Star Trek only lasted three seasons on NBC. It struggled to find an audience during its first season, and rumors flew that NBC was going to cancel it it at the end of the second season. A letter-writing campaign saved the program for another year, only to see NBC placing it at the dead-end 10:00 time slot on Friday night and slashing its production budget. After 79 episodes, NBC canceled the series, in a move which TV Guide in 2011 ranked as number four of its “biggest TV blunders.” Thanks to syndication, Star Trek found a larger audience than it ever had on NBC. Takei has since reprised his role as Leutenant, then Commander Sulu in the first five Star Trek movies before he was promoted to Captain with his own starship, the USS Excelsior in a Star Trek: Voyager episode, a role he reprised for Star Trek VI: The Undiscovered Country.

In 2005, Takei came out as gay in an issue of Los Angeles-based Frontiers magazine. “It’s not really coming out, which suggests opening a door and stepping through,” he said. “It’s more like a long, long walk through what began as a narrow corridor that starts to widen.” That corridor included longtime active memberships in various LGBT organizations and a then-eighteen year partnership with Brad Altman.

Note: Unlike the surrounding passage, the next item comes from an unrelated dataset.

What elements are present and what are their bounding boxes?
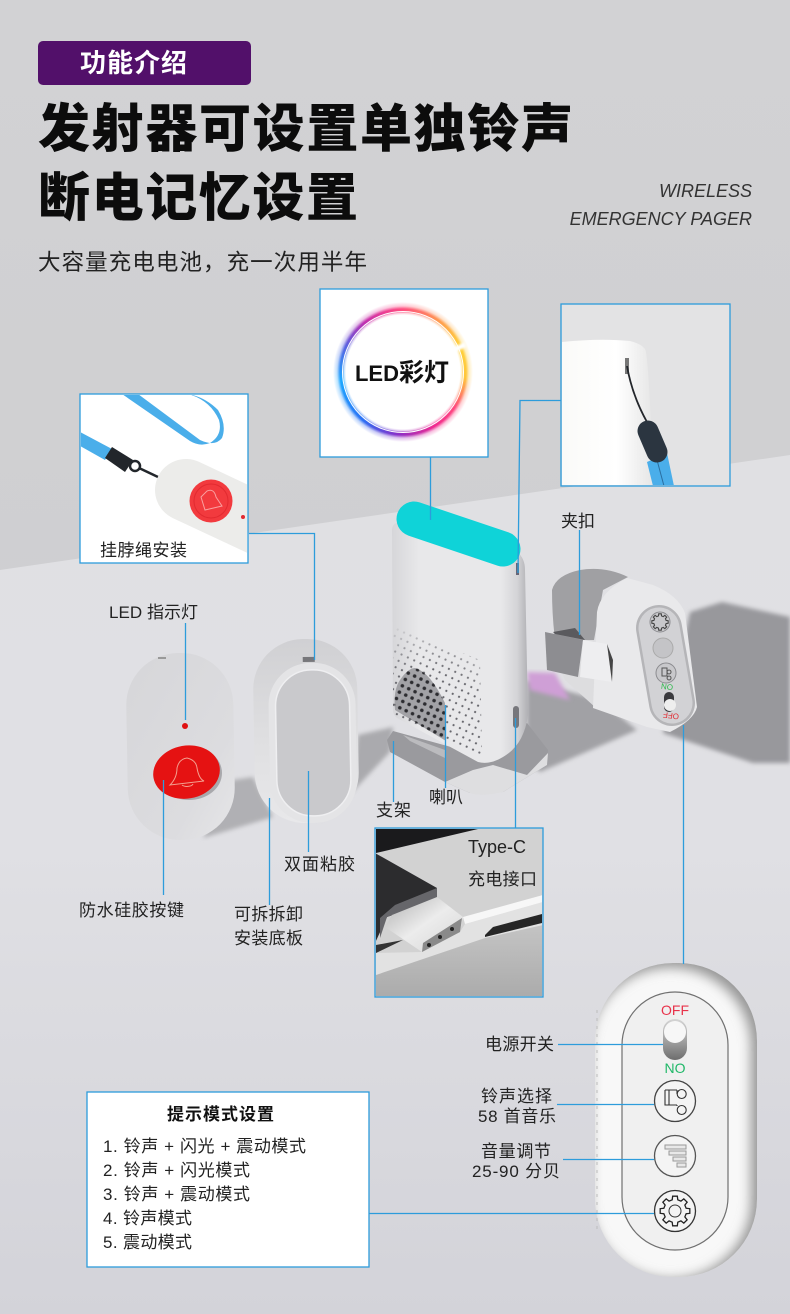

In 2008, Takei and Altman turned that partnership into an honest-to-god marriage just before Prop 8 was approved by California voters, and they were the first same-sex couple to appear in the Game Show Network’s revived celebrity edition of The Newlywed Game. Takei is one of the more entertaining stars of Facebook and the Twitterverse (You can send your birthday greetings to @GeorgeTakei), and he also has Asteroid 7307 named in his honor. His Internet-themed memoir, Oh Myyy!: There Goes The Internet, just dropped this week at Amazon in paperback following a November 2012 release for Kindle.

If you know of something that belongs on the agenda, please send it here. Don’t forget to include the basics: who, what, when, where, and URL (if available).

And feel free to consider this your open thread for the day. What’s happening in your world?

Josh

April 20th, 2014

Takei didn’t “reprise” his role as Captain Sulu in Star Trek VI, it was the other way around. The relevant Voyager episode was “Flashback”, which aired 11 September 1996; by contrast, Star Trek VI was released 6 December 1991.

revchicoucc

April 20th, 2014

Yea, verily, scribe Jim, the word “Easter” dost appeareth in the King James Translation of the Bible.

But, lest thou dost misleadeth thy readers, it appeareth only once, in Acts 12: 4, wherefore it refers to Passover and not to the observance of the resurrection of Jesus. It is not in the Gospels, nor wast it spaketh by Jesus and is thusly not red.

All the new-fangled translations render that verse as “Passover” which is clearly what the context doth mean.